3.2.2. Histological Analysis
The microscopic grades are summarized in Table 1.
In the NQ8 group, four animals had mild to moderate dysplasia (80%) (Figure 5A). In the NQ12 and NQ16 groups, mild to moderate dysplasia was found in all evaluated animals (100%) (Figure 5B,C). In the NQ20 group, carcinoma (shown by the arrows) were found in all evaluated animals (100%) (Figure 5D).

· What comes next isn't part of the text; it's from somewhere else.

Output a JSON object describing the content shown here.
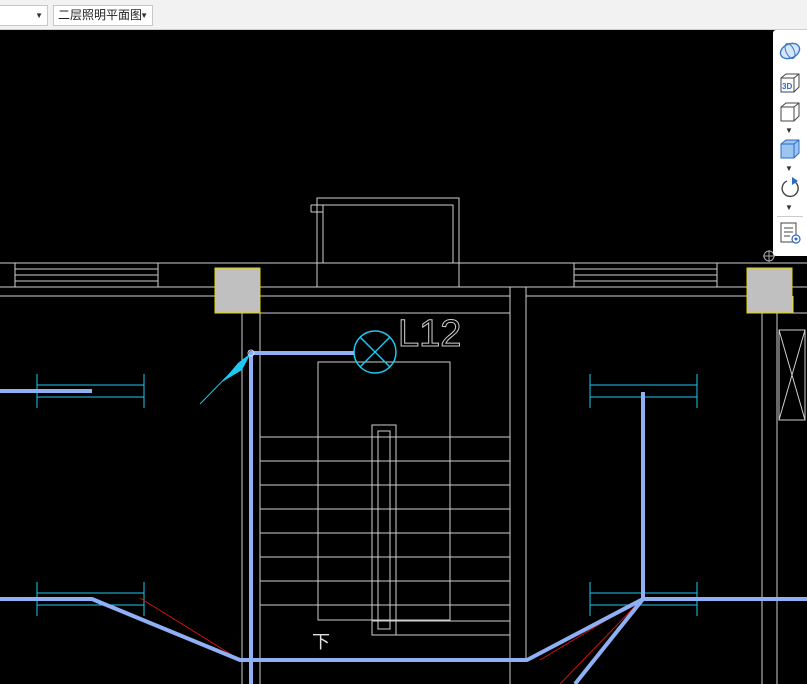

In the CM8 group, mild to moderate dysplasia was observed in all evaluated animals (100%) (Figure 5E). In CM12, mild/moderate dysplasia was found in 80% of the animals (Figure 5F). In CM16, mild to moderate dysplasia was found in 40% of the animals, and severe dysplasia and carcinoma were found in the other 60% (Figure 5G). In the CM20 group, severe dysplasia and carcinoma (shown by the arrow) were found in all evaluated animals (100%) (Figure 5H).
4. Discussion
The development of experimental carcinogenesis models is essential for advancing the understanding of the biological mechanisms of OSCC and improving prevention, diagnosis, and treatment strategies. Experimental models allow investigation of the signaling pathways involved in malignant transformation, the development and validation of biomarkers, and the evaluation of new therapies [11].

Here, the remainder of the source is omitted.